I spent a few days last week attending the annual meetings of the Agricultural and Applied Economics Association (AAEA) in San Francisco as well as a one-day pre-conference on agricultural value chains in developing countries. At that pre-conference, I happened to be sitting with Ben Wood, who co-manages 3ie’s replication program, and in light of his experience with replication in economics, he suggested I write a post about data cleaning.
Why data cleaning? Because most students will typically have very little experience with that thankless task, which happens because most econometrics classes usually present students with nice, picture-perfect data sets for applied problem sets (and that’s when those classes actually have students estimate stuff instead of just memorizing the properties of various estimators).
Many textbooks now come with a number of data sets that readers can use to apply various techniques and replicate the examples in the book (for example, here are the data sets from Jeff Wooldridge’s textbook), which is great. But as I noted above, the problem with those data sets is that they are “perfect.” That is, no data are missing, no values are the product of an obvious typo, all the data are in one neat file, and so on.
Very often, however, the data you will want to use for a research project is not clean. It will come in several files covering different questionnaire modules across different years. Monetary values will have been recorded in real terms. Some people will have refused to answer some questions; others will have trolled the enumerators with crazy answers. Whoever entered the data will have made typos.
The list of possible issues is almost endless, and each data set has its unique set of data-cleaning, which is why it is very difficult to actually teach students how to clean data. But if there is one thing that you need to remember on the data-cleaning front, it’s this:
Cleaning data will typically involve running a .do file wherein
- You merge different data files together. This can range from easy if you only have to match observations with themselves (i.e., individuals’ answers to demographic questions with the same individuals’ answers to financial questions) to very tricky if you have to ascribe several sub-observations (e.g., a household’s individual plots) to one “master” variable (e.g., the household itself), and you might want to check that step several times over to make sure everything is okay, going so far as inspecting a few observations to see if they line up with the actual values recorded in the survey questionnaire.
- You tab each variable to see whether there are obvious irregularities: missing values, outliers, censoring, truncation, etc. For cases where you have several sub-observations per unit (say, several country-year observations), you might want to check that the time-invariant values are indeed time-invariant, checking the mean of those variables by country.
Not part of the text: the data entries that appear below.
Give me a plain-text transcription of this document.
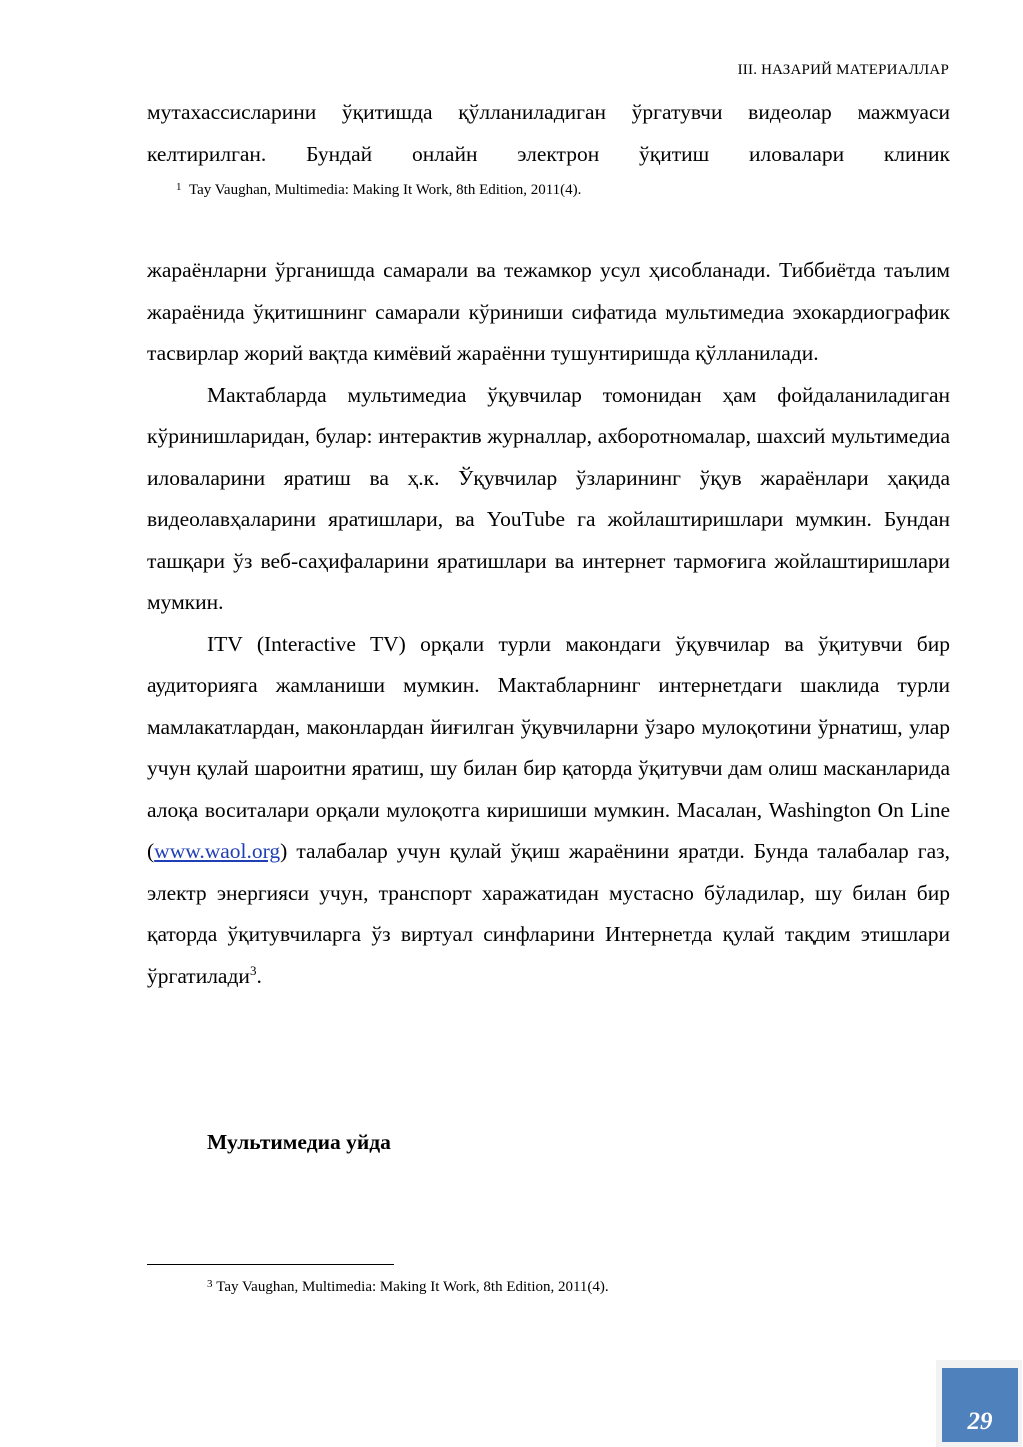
III. НАЗАРИЙ МАТЕРИАЛЛАР

мутахассисларини ўқитишда қўлланиладиган ўргатувчи видеолар мажмуаси

келтирилган. Бундай онлайн электрон ўқитиш иловалари клиник

$^1$ Tay Vaughan, Multimedia: Making It Work, 8th Edition, 2011(4).

жараёнларни ўрганишда самарали ва тежамкор усул ҳисобланади. Тиббиётда таълим жараёнида ўқитишнинг самарали кўриниши сифатида мультимедиа эхокардиографик тасвирлар жорий вақтда кимёвий жараённи тушунтиришда қўлланилади.

Мактабларда мультимедиа ўқувчилар томонидан ҳам фойдаланиладиган кўринишларидан, булар: интерактив журналлар, ахборотномалар, шахсий мультимедиа иловаларини яратиш ва ҳ.к. Ўқувчилар ўзларининг ўқув жараёнлари ҳақида видеолавҳаларини яратишлари, ва YouTube га жойлаштиришлари мумкин. Бундан ташқари ўз веб-саҳифаларини яратишлари ва интернет тармоғига жойлаштиришлари мумкин.

ITV (Interactive TV) орқали турли макондаги ўқувчилар ва ўқитувчи бир аудиторияга жамланиши мумкин. Мактабларнинг интернетдаги шаклида турли мамлакатлардан, маконлардан йиғилган ўқувчиларни ўзаро мулоқотини ўрнатиш, улар учун қулай шароитни яратиш, шу билан бир қаторда ўқитувчи дам олиш масканларида алоқа воситалари орқали мулоқотга киришиши мумкин. Масалан, Washington On Line (www.waol.org) талабалар учун қулай ўқиш жараёнини яратди. Бунда талабалар газ, электр энергияси учун, транспорт харажатидан мустасно бўладилар, шу билан бир қаторда ўқитувчиларга ўз виртуал синфларини Интернетда қулай тақдим этишлари ўргатилади$^3$.

Мультимедиа уйда
$^3$ Tay Vaughan, Multimedia: Making It Work, 8th Edition, 2011(4).
29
Here, you might also want to plot your dependent variable against each right-hand side variable, just to get a visual sense of what is going on as well as to detect outliers and leverage points.
- You drop some observations because of missing values, outliers, typos, etc.
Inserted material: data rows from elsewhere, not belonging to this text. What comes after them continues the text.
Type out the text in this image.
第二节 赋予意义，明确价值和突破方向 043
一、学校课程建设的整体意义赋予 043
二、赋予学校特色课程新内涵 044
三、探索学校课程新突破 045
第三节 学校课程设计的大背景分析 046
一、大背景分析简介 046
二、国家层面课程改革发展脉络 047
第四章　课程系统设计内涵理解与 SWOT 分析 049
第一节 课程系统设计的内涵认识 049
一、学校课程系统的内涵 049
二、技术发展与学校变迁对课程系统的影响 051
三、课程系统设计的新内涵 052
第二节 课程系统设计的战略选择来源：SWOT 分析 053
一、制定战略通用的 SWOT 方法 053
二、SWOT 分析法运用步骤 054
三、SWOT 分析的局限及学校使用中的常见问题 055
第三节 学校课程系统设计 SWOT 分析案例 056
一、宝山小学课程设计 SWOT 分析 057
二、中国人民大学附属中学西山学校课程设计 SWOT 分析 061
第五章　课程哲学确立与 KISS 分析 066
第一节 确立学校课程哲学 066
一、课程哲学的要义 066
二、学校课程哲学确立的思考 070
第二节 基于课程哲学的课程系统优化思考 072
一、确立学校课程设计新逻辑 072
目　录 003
- You transform some variables by taking a log, applying an inverse hyperbolic sine transformation, expressing them in real terms, converting two-week recall into seasonal data, dividing by 1,000 to have estimated coefficients more in line with your other estimated coefficients, and so on.
- You generate new variables from those you currently have, whether this means adding variables together (e.g., to calculate household size), creating dummies from continuous variables (e.g., to break up income into income brackets), creating ratios of two variables (e.g, to use firms’ price-earnings ratios as a regressor), etc.
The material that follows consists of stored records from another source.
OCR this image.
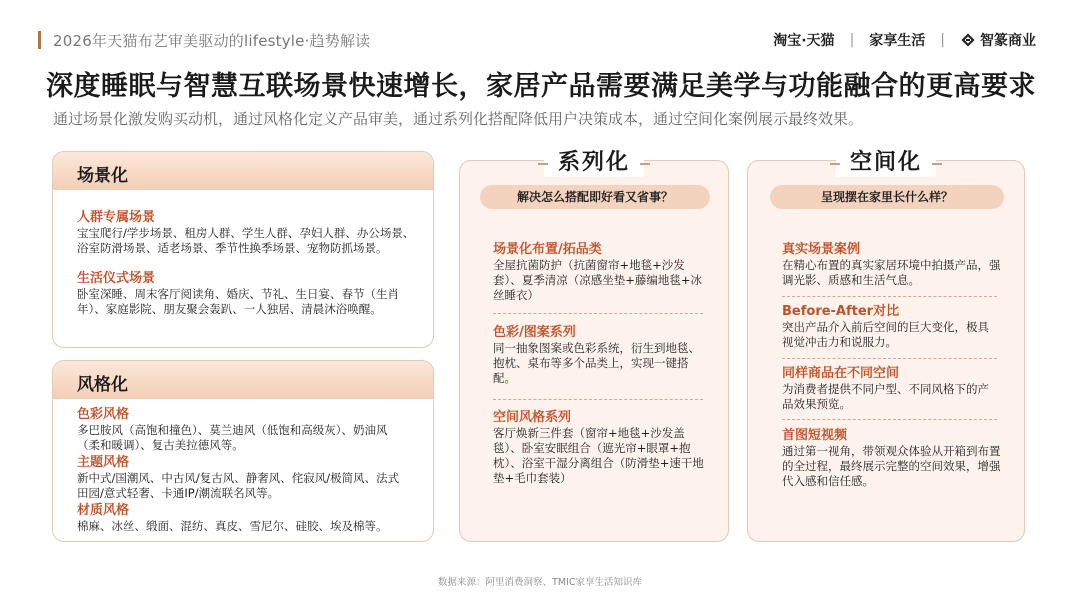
2026年天猫布艺审美驱动的lifestyle·趋势解读	淘宝·天猫 | 家享生活 |	智篆商业
深度睡眠与智慧互联场景快速增长，家居产品需要满足美学与功能融合的更高要求
通过场景化激发购买动机，通过风格化定义产品审美，通过系列化搭配降低用户决策成本，通过空间化案例展示最终效果。
场景化
人群专属场景
宝宝爬行/学步场景、租房人群、学生人群、孕妇人群、办公场景、浴室防滑场景、适老场景、季节性换季场景、宠物防抓场景。
生活仪式场景
卧室深睡、周末客厅阅读角、婚庆、节礼、生日宴、春节（生肖年）、家庭影院、朋友聚会轰趴、一人独居、清晨沐浴唤醒。
风格化
色彩风格
多巴胺风（高饱和撞色）、莫兰迪风（低饱和高级灰）、奶油风（柔和暖调）、复古美拉德风等。
主题风格
新中式/国潮风、中古风/复古风、静奢风、侘寂风/极简风、法式田园/意式轻奢、卡通IP/潮流联名风等。
材质风格
棉麻、冰丝、缎面、混纺、真皮、雪尼尔、硅胶、埃及棉等。
系列化
解决怎么搭配即好看又省事？
场景化布置/拓品类
全屋抗菌防护（抗菌窗帘+地毯+沙发套）、夏季清凉（凉感坐垫+藤编地毯+冰丝睡衣）
色彩/图案系列
同一抽象图案或色彩系统，衍生到地毯、抱枕、桌布等多个品类上，实现一键搭配。
空间风格系列
客厅焕新三件套（窗帘+地毯+沙发盖毯）、卧室安眠组合（遮光帘+眼罩+抱枕）、浴室干湿分离组合（防滑垫+速干地垫+毛巾套装）
空间化
呈现摆在家里长什么样？
真实场景案例
在精心布置的真实家居环境中拍摄产品，强调光影、质感和生活气息。
Before-After对比
突出产品介入前后空间的巨大变化，极具视觉冲击力和说服力。
同样商品在不同空间
为消费者提供不同户型、不同风格下的产品效果预览。
首图短视频
通过第一视角，带领观众体验从开箱到布置的全过程，最终展示完整的空间效果，增强代入感和信任感。
数据来源：阿里消费洞察、TMIC家享生活知识库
- You perform other operations that will lead to a nice, clean data set you can just run a parsimonious estimation .do file on.
So what I suggest–and what I try to do myself–is to write a .do file that begins by loading raw data files (i.e., Excel or ASCII files) in memory, merges and appends them with one another, and which documents every data-cleaning decision via embedded comments (in Stata, those comments are lines that begin with an asterisk) so as to allow others to see what assumptions have been made and when. This is like writing a chemistry lab report which another chemist could use to replicate your work.
Another important rule is to never, ever save over (i.e., replace) a data file. If you replace a data file from which you have dropped something or in which you have transform the data in some irreversible way (say, because you failed to follow the “Document everything” rule and did not document what you did to the data), then that file is gone forever. Thankfully, most people now have way more storage space than they need to (after three years of use, my laptop’s C:\ drive is still 67% empty), and Stata is pretty helpful when it comes to that: Every time you want to save a data file, you have to actually tell Stata to do it, and when you quit Stata, if the data have changed, Stata will ask you whether you want to save before quitting (the answer to that question is almost always “No.”)
Lastly, another thing I did when I first cleaned data was to “replicate” my own data cleaning: When I had received all the files for my dissertation data in 2004, the data were spread across a dozen spreadsheets. I first merged and cleaned them and did about a month’s worth of empirical work with the data. I then decided to re-merge and re-clean everything from scratch just to make sure I had done everything right the first time.
Really, there is no big secret to cleaning data other than “Document everything” and to save everything in different files and in different locations (i.e., your computer, Dropbox, Google Drive), and there is no other way to learn data cleaning than by doing it. But it is something that is so rarely discussed that it is worth having a discussion, however short, of what it involves.